É sem dúvida um assombro tecnológico. Tentei imaginar esta cena em Luanda onde os semáforos são poucos, com muitos avariados e na maior parte dos casos desrespeitados. Numa sociedade onde a sinalização é ignorada e, por vezes, os agentes reguladores de trânsito também, esta inovação não é para tão cedo. O condutor regular irá preferir ignorar solenemente a luz branca (quando houver luz), preferindo seguir os comandos de uma inteligência mais natural e muito mais robusta: a do taxista ao volante, cujo GPS interno é calibrado por buracos, mbaias e a necessidade premente de chegar primeiro.
A verdadeira revolução da inteligência artificial angolana não está nos chips de silício, mas na massa cinzenta dos condutores.
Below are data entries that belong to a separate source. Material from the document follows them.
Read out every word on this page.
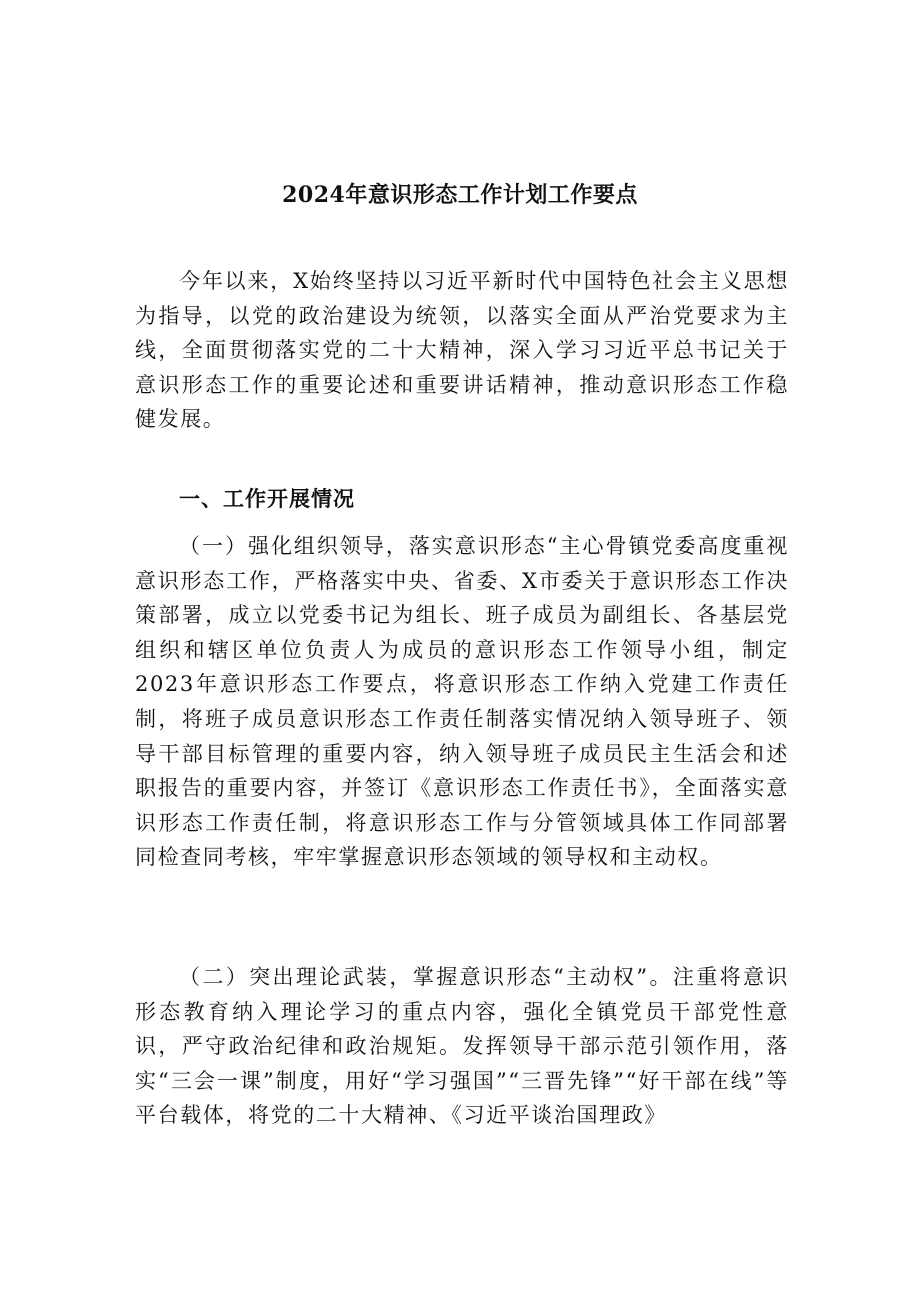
2024年意识形态工作计划工作要点
今年以来，X始终坚持以习近平新时代中国特色社会主义思想为指导，以党的政治建设为统领，以落实全面从严治党要求为主线，全面贯彻落实党的二十大精神，深入学习习近平总书记关于意识形态工作的重要论述和重要讲话精神，推动意识形态工作稳健发展。
一、工作开展情况
（一）强化组织领导，落实意识形态“主心骨镇党委高度重视意识形态工作，严格落实中央、省委、X市委关于意识形态工作决策部署，成立以党委书记为组长、班子成员为副组长、各基层党组织和辖区单位负责人为成员的意识形态工作领导小组，制定2023年意识形态工作要点，将意识形态工作纳入党建工作责任制，将班子成员意识形态工作责任制落实情况纳入领导班子、领导干部目标管理的重要内容，纳入领导班子成员民主生活会和述职报告的重要内容，并签订《意识形态工作责任书》，全面落实意识形态工作责任制，将意识形态工作与分管领域具体工作同部署同检查同考核，牢牢掌握意识形态领域的领导权和主动权。
（二）突出理论武装，掌握意识形态“主动权”。注重将意识形态教育纳入理论学习的重点内容，强化全镇党员干部党性意识，严守政治纪律和政治规矩。发挥领导干部示范引领作用，落实“三会一课”制度，用好“学习强国”“三晋先锋”“好干部在线”等平台载体，将党的二十大精神、《习近平谈治国理政》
É uma inteligência orgânica, forjada no instinto de sobrevivência, na teimosia do chico-espertismo, na leitura de sinais não verbais dos transeuntes e na física quântica aplicada às manobras de ultrapassagem pela direita. Enquanto o mundo fala de veículos autónomos, nós dominamos a arte da condução autónoma de espírito. A luz que estiver a brilhar mais forte hoje tem prioridade.
A pergunta não é se Angola está pronta para a luz branca. A pergunta é se a luz branca está pronta para Angola. Estará preparada para ser ofuscada pelo génio de um vendedor ambulante que, no tempo de um sinal vermelho, consegue mostrar-lhe 15 capas de telemóvel, vários pacotes de paracuca, caju e ginguba, e um conjunto completo de malas de viagem? Conseguirá brilho imaculado dos semáforos competir com o engenho de um cidadão a atravessar a estrada com várias bacias de cores similares às dos semáforos?
No fim, a grande revolução não será a luz branca. Será o dia em que um carro autónomo, depois de uma actualização de software feita à moda angolana, aprender a desviar-se de um buraco com a precisão de um condutor do azul e branco, a reconhecer o sinal universal da quitandeira a atravessar a rua com uma bacia de frutas na cabeça, e a entender que, por vezes, o vermelho não é uma ordem, mas uma sugestão a ser analisada com espírito crítico e um pé no acelerador.
Até lá, a nossa quarta luz será sempre o olho humano, a experiência de vida e a coragem de quem sabe que, no trânsito como na vida, o mais importante não é o sinal que é dado, mas a arte sublime de saber conduzir no caos. O futuro pode ser branco, mas o presente é gloriosamente colorido, barulhento e vivo.